Dody menyampaikan bahwa arahan Astacita Presiden Prabowo Subianto sangat tegas, yaitu setiap pelaksanaan pembangunan mesti mampu memperkokoh kemandirian nasional dan dampaknya harus langsung dirasakan oleh publik.
Dalam lingkup Kementerian PU, prinsip tersebut diterjemahkan lewat visi PU608. Nilai ICOR (Incremental Capital Output Ratio) ditargetkan berada di bawah angka 6 agar iklim investasi makin produktif, tingkat kemiskinan ditekan hingga menuju 0 persen melalui pemerataan akses, serta memacu pertumbuhan ekonomi hingga angka 8 persen.
"Jadi jalan tol tidak cukup hanya mempercepat perjalanan tapi juga wajib ikut mempercepat pertumbuhan ekonomi," kata Dody.
Menteri PU Dody Hanggodo menggarisbawahi bahwa proyek pembuatan jalan tol tidak sekadar berperan sebagai fasilitas transportasi, melainkan juga berfungsi menjadi sarana untuk meratakan pembangunan daerah dan menguatkan perekonomian wilayah.

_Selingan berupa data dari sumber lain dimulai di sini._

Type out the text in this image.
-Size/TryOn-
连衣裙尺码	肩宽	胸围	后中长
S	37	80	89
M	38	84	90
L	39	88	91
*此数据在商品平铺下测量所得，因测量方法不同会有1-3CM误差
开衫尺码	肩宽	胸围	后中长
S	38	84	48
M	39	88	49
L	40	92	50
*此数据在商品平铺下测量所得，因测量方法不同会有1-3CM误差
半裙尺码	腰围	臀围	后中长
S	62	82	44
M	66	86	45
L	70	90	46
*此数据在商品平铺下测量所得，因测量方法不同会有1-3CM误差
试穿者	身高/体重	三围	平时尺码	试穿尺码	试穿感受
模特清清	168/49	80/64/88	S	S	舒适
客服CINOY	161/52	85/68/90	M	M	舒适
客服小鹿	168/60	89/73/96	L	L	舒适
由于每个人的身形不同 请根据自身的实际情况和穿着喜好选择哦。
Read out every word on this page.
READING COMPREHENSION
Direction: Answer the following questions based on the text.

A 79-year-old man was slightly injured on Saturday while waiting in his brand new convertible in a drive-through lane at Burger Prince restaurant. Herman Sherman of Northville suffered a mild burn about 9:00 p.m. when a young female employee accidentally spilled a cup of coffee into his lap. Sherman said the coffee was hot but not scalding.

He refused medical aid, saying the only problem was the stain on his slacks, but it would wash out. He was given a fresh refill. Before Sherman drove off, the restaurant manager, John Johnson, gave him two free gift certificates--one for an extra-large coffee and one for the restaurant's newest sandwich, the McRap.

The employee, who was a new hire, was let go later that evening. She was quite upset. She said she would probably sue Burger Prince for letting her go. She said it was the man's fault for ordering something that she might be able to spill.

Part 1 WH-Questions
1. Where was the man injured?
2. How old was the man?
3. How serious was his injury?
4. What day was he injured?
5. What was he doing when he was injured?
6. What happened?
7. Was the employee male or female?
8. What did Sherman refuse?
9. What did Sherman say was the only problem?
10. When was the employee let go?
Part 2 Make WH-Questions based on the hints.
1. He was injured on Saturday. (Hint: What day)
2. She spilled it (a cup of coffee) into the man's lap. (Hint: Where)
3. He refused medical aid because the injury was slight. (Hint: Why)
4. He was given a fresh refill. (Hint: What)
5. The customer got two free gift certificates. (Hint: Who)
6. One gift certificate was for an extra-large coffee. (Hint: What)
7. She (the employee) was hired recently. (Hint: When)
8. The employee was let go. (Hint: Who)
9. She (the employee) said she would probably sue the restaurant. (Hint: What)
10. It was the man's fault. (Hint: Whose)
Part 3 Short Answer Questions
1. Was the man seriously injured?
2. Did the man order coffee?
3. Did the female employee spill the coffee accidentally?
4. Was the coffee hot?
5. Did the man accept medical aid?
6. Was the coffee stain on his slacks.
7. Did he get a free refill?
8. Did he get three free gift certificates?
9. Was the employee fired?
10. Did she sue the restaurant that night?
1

Hadirnya jalan tol selalu membawa nilai strategis yang tinggi, tidak sebatas pada ketersediaan sarana fisik, tetapi juga untuk memperkokoh pijakan ekonomi nasional secara menyeluruh.
Menteri PU berjanji akan terus mengawal kesinambungan pembangunan jaringan jalan dan jembatan di tanah air guna memperlancar keterhubungan antarwilayah.
Dody menjelaskan, ekspansi jaringan jalan dan jembatan yang menghubungkan kawasan perkotaan, antarpulau, hingga daerah terisolasi di seluruh wilayah Indonesia dilaksanakan guna membuka celah bagi masuknya arus investasi, mendukung kawasan industri, memajukan industri pariwisata, serta memperkuat jalur penghubung antar pusat ekonomi daerah.